Тряпицын откинулся назад, глянул на него шалыми, раскосыми глазами:

— Что ты сказал? Я не расслышал.

— Я сказал, что толку носить на плечах голову, если не иметь в ней мозга, — спокойно ответил Иван Васильевич. — Николаевску семьдесят лет. Предать огню этот старейший в крае город — преступление.

— Преступление оставить его японцам! — Тряпицын вернулся к столу. В глубине его зрачков вспыхивал и гас зеленовато-острый волчий огонек. — Это мое мнение, и я не изменю его ни на йоту! — сказал он глухо.

— Твое мнение ничем не обосновано, — возразил Харитонов. — Так может рассуждать только тот, кто не верит, что мы сюда вернемся. Ты не веришь в это, Яков Тряпицын? Ты сам сказал, что не веришь. А я верю, и другие верят!

Белая полоска зубов сверкнула на темном лице анархиста и погасла. Он покачал головой, пряча глаза, наливавшиеся бешенством и кровью.

— Какое тебе и всем вам дело до моей веры?! — закричал он хрипло. — Чего вы от меня хотите?! Я не меняю своих решений. Понятно?

— А мы хотим, чтобы ты понял нас, — сказал молчавший все это время Бородкин. — Мы ведь не дети и кое-что повидали до того, как стали жить по твоей указке. И к голосу Анатолия Николаевича ты мог бы прислушаться. Что ты цыкаешь на него, как на гимназистика первого класса?

— За его широкими плечами подавление мартовского выступления японцев, — напомнил Харитонов. — С того времени немногим больше месяца прошло. Или ты забыл, как ранило тебя осколком снаряда? Не болит? Не ноет?
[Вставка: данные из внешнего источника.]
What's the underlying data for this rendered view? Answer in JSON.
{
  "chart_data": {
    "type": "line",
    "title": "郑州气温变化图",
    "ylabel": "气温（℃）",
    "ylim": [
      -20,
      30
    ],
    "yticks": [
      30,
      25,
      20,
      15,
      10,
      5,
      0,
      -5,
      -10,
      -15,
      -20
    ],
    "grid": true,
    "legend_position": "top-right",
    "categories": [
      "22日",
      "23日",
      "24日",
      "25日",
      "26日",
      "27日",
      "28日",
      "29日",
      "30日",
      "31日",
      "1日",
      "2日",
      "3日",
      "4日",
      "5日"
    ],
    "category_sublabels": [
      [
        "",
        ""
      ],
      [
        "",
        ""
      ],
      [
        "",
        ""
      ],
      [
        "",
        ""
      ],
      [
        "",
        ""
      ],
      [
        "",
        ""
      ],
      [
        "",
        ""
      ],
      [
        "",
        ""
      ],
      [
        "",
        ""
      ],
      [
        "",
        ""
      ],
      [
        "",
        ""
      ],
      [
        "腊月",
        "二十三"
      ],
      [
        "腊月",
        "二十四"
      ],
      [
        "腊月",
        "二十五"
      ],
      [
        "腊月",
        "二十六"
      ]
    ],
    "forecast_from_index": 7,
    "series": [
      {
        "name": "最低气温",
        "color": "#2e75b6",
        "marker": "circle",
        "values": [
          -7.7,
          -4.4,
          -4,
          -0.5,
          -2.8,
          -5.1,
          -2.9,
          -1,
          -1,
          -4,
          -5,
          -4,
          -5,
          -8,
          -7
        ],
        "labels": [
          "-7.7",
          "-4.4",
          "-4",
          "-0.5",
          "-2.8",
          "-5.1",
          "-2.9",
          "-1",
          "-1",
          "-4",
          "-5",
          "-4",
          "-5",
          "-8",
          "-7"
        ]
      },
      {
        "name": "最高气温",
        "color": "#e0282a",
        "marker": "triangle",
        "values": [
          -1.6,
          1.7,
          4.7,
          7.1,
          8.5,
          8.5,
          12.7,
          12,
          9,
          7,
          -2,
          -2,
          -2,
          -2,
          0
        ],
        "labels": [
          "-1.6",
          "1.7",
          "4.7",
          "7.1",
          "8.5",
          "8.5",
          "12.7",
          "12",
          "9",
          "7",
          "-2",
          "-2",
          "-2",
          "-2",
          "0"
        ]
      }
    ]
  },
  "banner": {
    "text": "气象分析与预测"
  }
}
— Вот как вы заговорили?! — вскинул широкие брови Тряпицын. — Хорошие речи приятно послушать. Что здесь было до нашего прихода? Сговор?! — В его голосе явственно прозвучала угроза. Обращаясь к Бородкину и Харитонову, он явно предназначал свои слова хозяину дома. Глаза их встретились. Черные, блестящие глаза Комарова раскрывались все шире и шире, будто они впервые видели этого человека. А глаза Тряпицына суживались и еще более мрачнели, и рука невольно тянулась к кобуре маузера, болтавшегося на поясе под просторной рубахой. Вдруг Анатолий улыбнулся, и в этой улыбке было столько презрения, что Тряпицын вздрогнул, отвернулся и, глядя в сторону, неуверенно бросил:

— Ладно. Потрепались и хватит.

— Нет, отчего же! Говорят, у себя дома и угольщик мэр! — бросил с вызовом Комаров, перебегая пылающими глазами с одного лица на другое.